The structures of the examples above all have two things in common. The first is the announcement of an obvious happening, event, or observation. The second thing they have in common is a proposed action based on the observation they’ve voiced.
Telling Them What They Already Know
By voicing your observation about it raining – or about the queue at the local burrito place being long – you insinuate that others haven’t realized that same fact. In doing so, you serve to undermine their observational skills. You’d be taking a cheap path toward having your observations be listened to, as well as leaving your listeners unimpressed with what you have to say.
You’d be saying something redundant and inconsequential. Often times, if the instance is widely seen as a negative one (long queue), you’d serve to exacerbate the negative internal dialogue which goes on in the minds of others around you.
Advertising your observation that it’s raining when others obviously know it is, encourages a reputation of not having a sense of importance to everything you say. Your act of stating the obvious too many times will develop a habit of not taking your word to be important in others.
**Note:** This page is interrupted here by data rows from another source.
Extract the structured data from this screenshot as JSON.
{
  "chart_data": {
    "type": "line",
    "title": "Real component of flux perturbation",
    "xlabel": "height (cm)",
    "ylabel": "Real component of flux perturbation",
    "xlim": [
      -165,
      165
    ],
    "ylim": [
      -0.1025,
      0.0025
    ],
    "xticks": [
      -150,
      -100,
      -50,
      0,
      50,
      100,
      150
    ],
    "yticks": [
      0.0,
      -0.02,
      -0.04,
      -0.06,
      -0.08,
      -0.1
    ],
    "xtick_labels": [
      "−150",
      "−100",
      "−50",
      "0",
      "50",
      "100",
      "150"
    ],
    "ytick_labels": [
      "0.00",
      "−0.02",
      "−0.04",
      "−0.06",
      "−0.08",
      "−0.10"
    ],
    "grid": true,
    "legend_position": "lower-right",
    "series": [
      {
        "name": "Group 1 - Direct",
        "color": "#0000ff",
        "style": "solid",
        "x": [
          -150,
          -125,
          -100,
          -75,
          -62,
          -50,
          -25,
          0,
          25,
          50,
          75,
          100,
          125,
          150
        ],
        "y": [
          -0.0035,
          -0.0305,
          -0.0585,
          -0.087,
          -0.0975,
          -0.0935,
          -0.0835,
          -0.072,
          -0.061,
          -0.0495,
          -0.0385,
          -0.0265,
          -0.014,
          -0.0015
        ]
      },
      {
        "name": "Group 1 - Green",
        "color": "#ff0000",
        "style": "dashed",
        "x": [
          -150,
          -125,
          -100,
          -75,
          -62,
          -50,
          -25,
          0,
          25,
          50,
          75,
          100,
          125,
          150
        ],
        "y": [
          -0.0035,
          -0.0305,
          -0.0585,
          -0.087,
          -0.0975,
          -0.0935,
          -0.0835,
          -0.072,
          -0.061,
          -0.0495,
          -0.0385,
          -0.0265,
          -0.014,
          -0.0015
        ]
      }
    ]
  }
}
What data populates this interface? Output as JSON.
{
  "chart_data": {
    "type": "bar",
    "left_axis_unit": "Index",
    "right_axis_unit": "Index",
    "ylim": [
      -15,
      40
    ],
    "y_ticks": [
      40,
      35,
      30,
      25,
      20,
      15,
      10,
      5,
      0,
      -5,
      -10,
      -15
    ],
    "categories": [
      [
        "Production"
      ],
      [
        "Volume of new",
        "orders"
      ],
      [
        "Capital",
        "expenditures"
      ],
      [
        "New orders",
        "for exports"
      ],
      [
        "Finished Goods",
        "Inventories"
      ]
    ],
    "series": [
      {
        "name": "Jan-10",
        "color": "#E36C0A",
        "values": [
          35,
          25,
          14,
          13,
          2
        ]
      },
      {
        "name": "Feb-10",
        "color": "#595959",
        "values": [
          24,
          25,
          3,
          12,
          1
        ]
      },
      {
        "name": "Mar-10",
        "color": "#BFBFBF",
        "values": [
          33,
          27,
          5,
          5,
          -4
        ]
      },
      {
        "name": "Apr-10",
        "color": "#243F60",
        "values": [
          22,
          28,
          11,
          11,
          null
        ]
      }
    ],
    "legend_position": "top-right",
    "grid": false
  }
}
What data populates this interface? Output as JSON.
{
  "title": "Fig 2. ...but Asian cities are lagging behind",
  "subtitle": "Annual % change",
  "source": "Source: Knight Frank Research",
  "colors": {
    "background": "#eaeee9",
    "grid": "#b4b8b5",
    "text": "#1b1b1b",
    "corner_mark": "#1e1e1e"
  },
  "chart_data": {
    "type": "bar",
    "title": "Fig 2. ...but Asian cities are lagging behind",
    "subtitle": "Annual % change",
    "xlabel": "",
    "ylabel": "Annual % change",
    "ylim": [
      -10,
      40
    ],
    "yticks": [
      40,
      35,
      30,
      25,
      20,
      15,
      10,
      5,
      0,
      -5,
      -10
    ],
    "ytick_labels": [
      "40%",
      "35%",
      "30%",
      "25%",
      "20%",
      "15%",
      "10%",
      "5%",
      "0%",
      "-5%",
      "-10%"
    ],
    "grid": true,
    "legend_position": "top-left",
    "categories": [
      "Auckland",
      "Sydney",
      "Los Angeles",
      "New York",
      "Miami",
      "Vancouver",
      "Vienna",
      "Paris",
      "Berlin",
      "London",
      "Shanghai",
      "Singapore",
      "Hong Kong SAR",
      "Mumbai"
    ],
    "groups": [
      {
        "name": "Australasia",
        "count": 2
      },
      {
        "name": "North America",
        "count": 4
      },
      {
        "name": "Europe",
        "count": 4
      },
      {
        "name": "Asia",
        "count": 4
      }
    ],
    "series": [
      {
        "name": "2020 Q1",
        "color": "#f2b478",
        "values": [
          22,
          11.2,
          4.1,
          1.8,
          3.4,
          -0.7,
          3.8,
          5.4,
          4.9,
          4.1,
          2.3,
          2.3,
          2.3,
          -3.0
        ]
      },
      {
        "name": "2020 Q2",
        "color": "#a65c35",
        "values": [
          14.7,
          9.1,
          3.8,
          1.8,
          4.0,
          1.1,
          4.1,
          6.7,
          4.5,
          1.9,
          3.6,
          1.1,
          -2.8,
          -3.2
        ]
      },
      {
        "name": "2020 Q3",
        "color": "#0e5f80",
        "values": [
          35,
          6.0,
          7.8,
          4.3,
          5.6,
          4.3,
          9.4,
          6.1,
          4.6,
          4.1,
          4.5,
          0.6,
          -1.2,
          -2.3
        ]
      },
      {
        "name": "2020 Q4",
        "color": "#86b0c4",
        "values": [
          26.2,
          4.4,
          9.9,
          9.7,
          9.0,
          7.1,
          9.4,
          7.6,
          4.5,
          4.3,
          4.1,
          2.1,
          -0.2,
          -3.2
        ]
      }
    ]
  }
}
People don’t enjoy being told what they already know without any sort of additional value tagged on. In an effort to show you that they already know the information that you’re presenting to them, their responses may not be those which you expect.
Taking the Reins You Haven’t Earned Control Of
Often times, your announcement of rain coming down is an effort to inform and guide others toward a plan which accounts for the rain coming down. In your attempt to infuse the role you hold in your social circle with leadership, you’d be enticed to use the obvious fact of it raining to introduce the ideas you have surrounding it.
You’d start off with, “Looks like the rain just started coming down,” in a perhaps uninformative attempt to introduce yourself as someone with ideas. As others pitch in with their thoughts on it raining, you’d have opened up an opportunity for you to suggest the following: “Maybe we should sit it out at that pizza place over there.”
Though the idea to sit out the rain may be a good one, your uninformative introduction would likely cause you more harm than good. Though it is a relatively minute detail in the social interactions you have with others, telling people being rained on that it’s raining does not entice them to acknowledge you as someone who has anything enlightening to say afterward.
Your good ideas which come later are slightly hurt when you state the obvious as an introduction to them.
Jump to the Idea, Not the Observation
If you have an idea surrounding the fact that it’s raining, the sun setting, or you missing the bus, jump to it right away. Assume that the ones around you know and understand the obvious happenings your good ideas are birthed from.
In your presentation of the action you propose people take, your act of skipping the obvious would make those around you feel understood. It would be an easy chance for you to communicate that you think similarly to those who are around you. You’d be providing new, unique, pieces of information surrounding the obvious event(s) in question.
People will be enticed to listen, as they too, would be mulling over the obvious on their own. They’d also be thinking of potential solutions for the fact that it’s raining. You’d be supporting them on their goal to figure out what to do in the face of rain rather than taking their attention back to the fact that it is, indeed, raining.